Père de fillettes qui s'en vont en 1ère et 2e année, Eric Di Tomasso a été estomaqué en prenant connaissance de la facture qui l'attendait pour les faire dîner à l'école. « C'est aberrant », laisse-t-il tomber.

Les commissions scolaires étant libres de décider des contributions financières exigées aux parents en autant qu'elles respectent la Loi sur l'instruction publique, les disparités sont parfois énormes d'un territoire à un autre.

C'est le cas pour la surveillance des élèves dînant à l'école. À la CSD, les parents des élèves transportés par autobus doivent acquitter une facture de 231 $ par année pour ce service. Pour deux enfants d'une même fratrie, le tarif est annuel est fixé à 398 $, et il augmente à 441 $ à partir de trois enfants d'une même famille.

La note est beaucoup plus salée pour les élèves marcheurs. S'ils ne fréquentent pas le service de garde avant ou après les classes, leurs parents doivent payer des frais de fréquentation « sporadique » de cinq dollars pour chaque dîner passé à l'école, puisqu'ils n'ont pas accès au service de surveillance offert aux élèves transportés. Pour une année, cela représente 900 $ par tête. Aucune mesure d'atténuation du poids financier n'est accordée pour plus d'un enfant d'une même famille.

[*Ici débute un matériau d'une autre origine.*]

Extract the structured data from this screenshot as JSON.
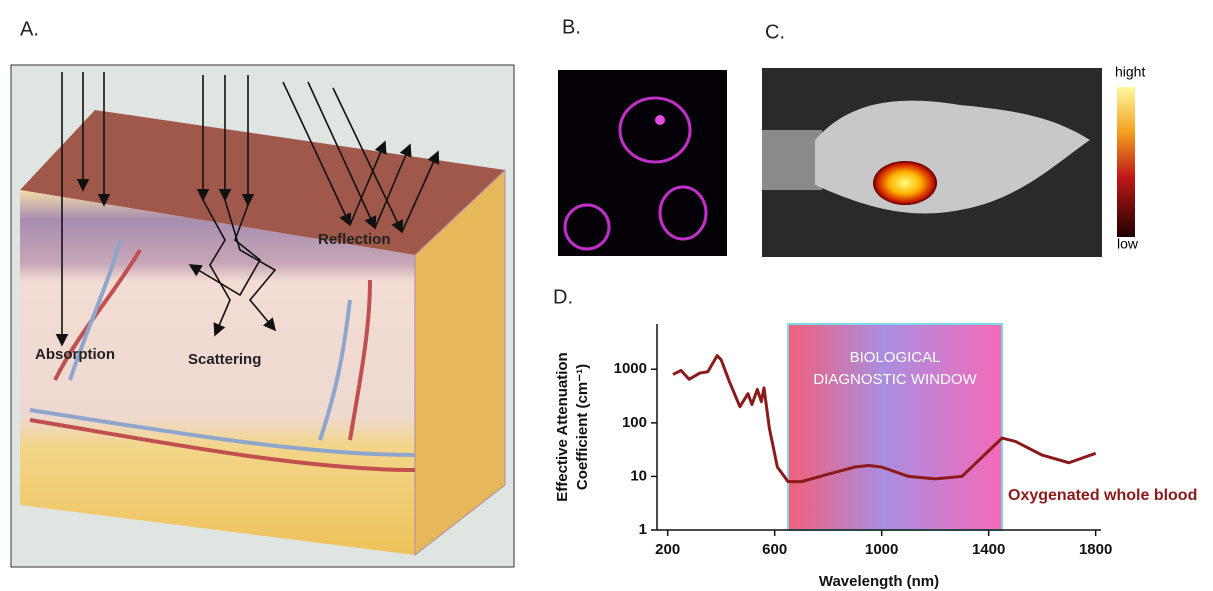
{
  "panels": {
    "a": {
      "label": "A.",
      "annotations": [
        "Absorption",
        "Scattering",
        "Reflection"
      ]
    },
    "b": {
      "label": "B."
    },
    "c": {
      "label": "C.",
      "colorbar": {
        "high": "hight",
        "low": "low"
      }
    },
    "d": {
      "label": "D."
    }
  },
  "chart_data": {
    "type": "line",
    "xlabel": "Wavelength (nm)",
    "ylabel": [
      "Effective Attenuation",
      "Coefficient (cm⁻¹)"
    ],
    "x": [
      220,
      250,
      280,
      320,
      350,
      385,
      400,
      430,
      470,
      500,
      515,
      535,
      550,
      560,
      580,
      610,
      650,
      700,
      800,
      900,
      950,
      1000,
      1100,
      1200,
      1300,
      1400,
      1450,
      1500,
      1600,
      1700,
      1800
    ],
    "series": [
      {
        "name": "Oxygenated whole blood",
        "color": "#8b1a1a",
        "values": [
          800,
          950,
          650,
          850,
          900,
          1800,
          1500,
          600,
          200,
          350,
          220,
          420,
          250,
          450,
          80,
          15,
          8,
          8,
          11,
          15,
          16,
          15,
          10,
          9,
          10,
          30,
          52,
          45,
          25,
          18,
          27
        ]
      }
    ],
    "window": {
      "range": [
        650,
        1450
      ],
      "label": [
        "BIOLOGICAL",
        "DIAGNOSTIC WINDOW"
      ]
    },
    "xlim": [
      160,
      1820
    ],
    "xticks": [
      200,
      600,
      1000,
      1400,
      1800
    ],
    "ylim": [
      1,
      7000
    ],
    "yticks": [
      1,
      10,
      100,
      1000
    ],
    "log_y": true
  }
}
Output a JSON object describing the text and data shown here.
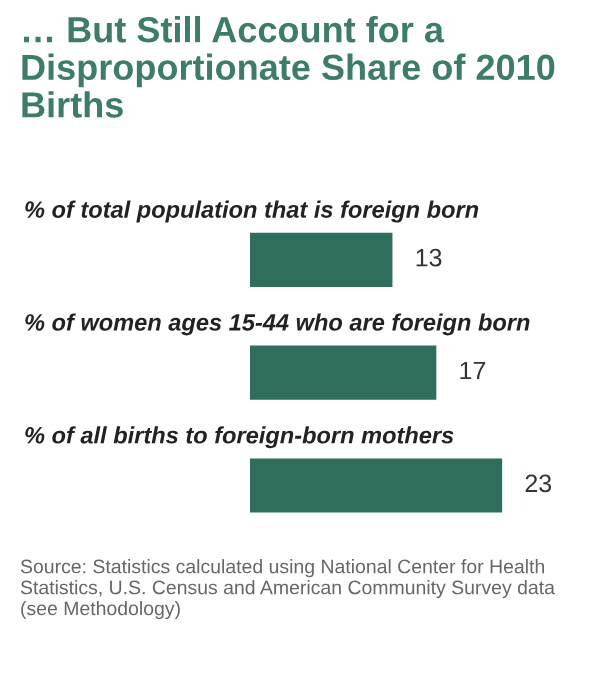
{
  "chart_data": {
    "type": "bar",
    "orientation": "horizontal",
    "title": "… But Still Account for a Disproportionate Share of 2010 Births",
    "categories": [
      "% of total population that is foreign born",
      "% of women ages 15-44 who are foreign born",
      "% of all births to foreign-born mothers"
    ],
    "values": [
      13,
      17,
      23
    ],
    "color": "#2f6e5c",
    "data_labels": true,
    "annotations": [
      "Source: Statistics calculated using National Center for Health Statistics, U.S. Census and American Community Survey data (see Methodology)"
    ]
  }
}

Au bout de six ans, la différence atteint ainsi 4014 $, pour un seul enfant, par rapport à celui qui prend l'autobus.

Une fois le parcours primaire des filles de M. Di Tomasso terminé, il aura payé près de 10 000 $ pour que ses filles dînent à l'école si la politique de la CSD ne change pas, comparativement à environ 2200 $ si elles prenaient l'autobus.

M. Di Tomasso dit par ailleurs avoir de la misère à obtenir des réponses auprès de la CSD, malgré diverses communications faites ces derniers mois. Dans une lettre datée du 28 juin dernier dont Le Droit a obtenu copie, le président de la CSD, Claude Beaulieu, indique que les commissaires « ont déjà exploré et analysé en 2016 la possibilité de rendre disponible le service des dîneurs aux élèves marcheurs ». Il a alors été convenu « de maintenir le statu quo », ajoute M. Beaulieu dans sa missive, et ce « pour plusieurs raisons notamment l'utilisation et la disponibilité des locaux ».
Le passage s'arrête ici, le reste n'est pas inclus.